Dark-Alex-17/loki

Fork 0

Files

Alex Clarke d906713d7d

testing

2026-04-16 10:17:03 -06:00

18 KiB

Raw Blame History

Phase 1 Flow Test Plan

Comprehensive behavioral verification plan comparing the old codebase (~/code/testing/loki on develop branch) against the new Phase 1 codebase (~/code/loki).

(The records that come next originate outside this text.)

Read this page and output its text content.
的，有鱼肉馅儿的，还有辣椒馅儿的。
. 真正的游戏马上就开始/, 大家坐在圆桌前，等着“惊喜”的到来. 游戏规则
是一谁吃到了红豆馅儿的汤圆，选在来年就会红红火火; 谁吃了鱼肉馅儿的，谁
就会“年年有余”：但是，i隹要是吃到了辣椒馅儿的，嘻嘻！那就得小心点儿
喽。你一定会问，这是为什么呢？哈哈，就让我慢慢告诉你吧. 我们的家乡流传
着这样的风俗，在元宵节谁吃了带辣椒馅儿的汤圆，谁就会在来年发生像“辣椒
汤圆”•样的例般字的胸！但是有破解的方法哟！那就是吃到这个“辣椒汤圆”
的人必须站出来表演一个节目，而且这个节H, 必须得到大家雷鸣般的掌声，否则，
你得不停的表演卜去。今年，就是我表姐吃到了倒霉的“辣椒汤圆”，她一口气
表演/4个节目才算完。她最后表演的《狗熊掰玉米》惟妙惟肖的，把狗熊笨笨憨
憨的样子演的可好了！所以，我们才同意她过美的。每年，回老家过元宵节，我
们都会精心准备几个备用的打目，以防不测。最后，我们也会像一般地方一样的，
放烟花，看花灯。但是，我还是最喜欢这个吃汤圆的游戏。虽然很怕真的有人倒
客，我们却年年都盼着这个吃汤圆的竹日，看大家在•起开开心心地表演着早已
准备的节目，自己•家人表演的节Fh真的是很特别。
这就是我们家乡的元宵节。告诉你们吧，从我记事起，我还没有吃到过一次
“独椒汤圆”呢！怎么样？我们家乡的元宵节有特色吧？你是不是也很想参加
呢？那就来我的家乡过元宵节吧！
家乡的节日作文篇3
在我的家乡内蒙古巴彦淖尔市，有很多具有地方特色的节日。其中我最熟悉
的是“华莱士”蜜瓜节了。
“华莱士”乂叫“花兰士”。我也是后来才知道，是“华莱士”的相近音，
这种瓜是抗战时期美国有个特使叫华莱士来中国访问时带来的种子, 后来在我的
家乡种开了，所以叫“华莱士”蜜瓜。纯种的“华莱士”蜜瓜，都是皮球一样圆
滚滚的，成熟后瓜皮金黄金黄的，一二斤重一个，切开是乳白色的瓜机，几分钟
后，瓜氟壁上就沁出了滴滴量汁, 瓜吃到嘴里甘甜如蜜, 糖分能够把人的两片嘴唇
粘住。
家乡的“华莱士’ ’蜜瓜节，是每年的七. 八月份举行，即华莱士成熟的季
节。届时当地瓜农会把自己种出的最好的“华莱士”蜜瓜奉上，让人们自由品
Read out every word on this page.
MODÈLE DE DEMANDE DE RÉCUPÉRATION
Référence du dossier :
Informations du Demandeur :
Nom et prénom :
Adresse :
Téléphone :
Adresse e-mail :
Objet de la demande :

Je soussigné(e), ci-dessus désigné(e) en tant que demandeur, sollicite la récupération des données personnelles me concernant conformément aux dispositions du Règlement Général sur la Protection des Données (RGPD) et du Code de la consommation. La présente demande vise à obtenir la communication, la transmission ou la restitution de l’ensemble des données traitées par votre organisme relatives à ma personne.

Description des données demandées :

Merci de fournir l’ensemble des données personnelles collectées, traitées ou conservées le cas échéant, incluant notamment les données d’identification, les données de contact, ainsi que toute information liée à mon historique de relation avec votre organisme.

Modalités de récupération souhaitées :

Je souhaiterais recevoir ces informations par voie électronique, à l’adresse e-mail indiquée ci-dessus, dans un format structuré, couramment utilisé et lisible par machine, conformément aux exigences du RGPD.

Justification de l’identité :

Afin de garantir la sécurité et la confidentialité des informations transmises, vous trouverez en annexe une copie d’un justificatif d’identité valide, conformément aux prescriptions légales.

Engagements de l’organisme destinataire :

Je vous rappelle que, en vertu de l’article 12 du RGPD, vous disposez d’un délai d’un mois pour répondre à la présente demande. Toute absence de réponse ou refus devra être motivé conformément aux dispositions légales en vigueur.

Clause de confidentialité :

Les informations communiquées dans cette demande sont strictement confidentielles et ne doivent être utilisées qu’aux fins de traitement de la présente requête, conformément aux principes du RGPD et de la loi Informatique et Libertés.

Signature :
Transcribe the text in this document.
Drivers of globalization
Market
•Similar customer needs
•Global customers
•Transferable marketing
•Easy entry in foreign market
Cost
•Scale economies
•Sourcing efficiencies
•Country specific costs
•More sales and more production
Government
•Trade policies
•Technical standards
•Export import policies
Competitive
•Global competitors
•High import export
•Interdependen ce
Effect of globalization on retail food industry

Every test should produce identical behavior in both codebases unless noted as an intentional improvement.

How to run

For each test case:

Run the test in the OLD codebase (cd ~/code/testing/loki && cargo run --)
Run the same test in the NEW codebase (cd ~/code/loki && cargo run --)
Compare output/behavior
Mark PASS/FAIL/IMPROVED

Legend:

OLD: = expected behavior from old codebase
NEW: = expected behavior from new codebase (should match unless noted)
[IMPROVED] = intentional behavioral improvement in new code

1. Build Baseline

#	Test	Command	Expected
1.1	Compile check	`cargo check`	Zero warnings, zero errors
1.2	Clippy	`cargo clippy`	Zero warnings (excluding pre-existing)
1.3	Tests	`cargo test`	All tests pass

2. CLI — Info and Listing (early-exit paths)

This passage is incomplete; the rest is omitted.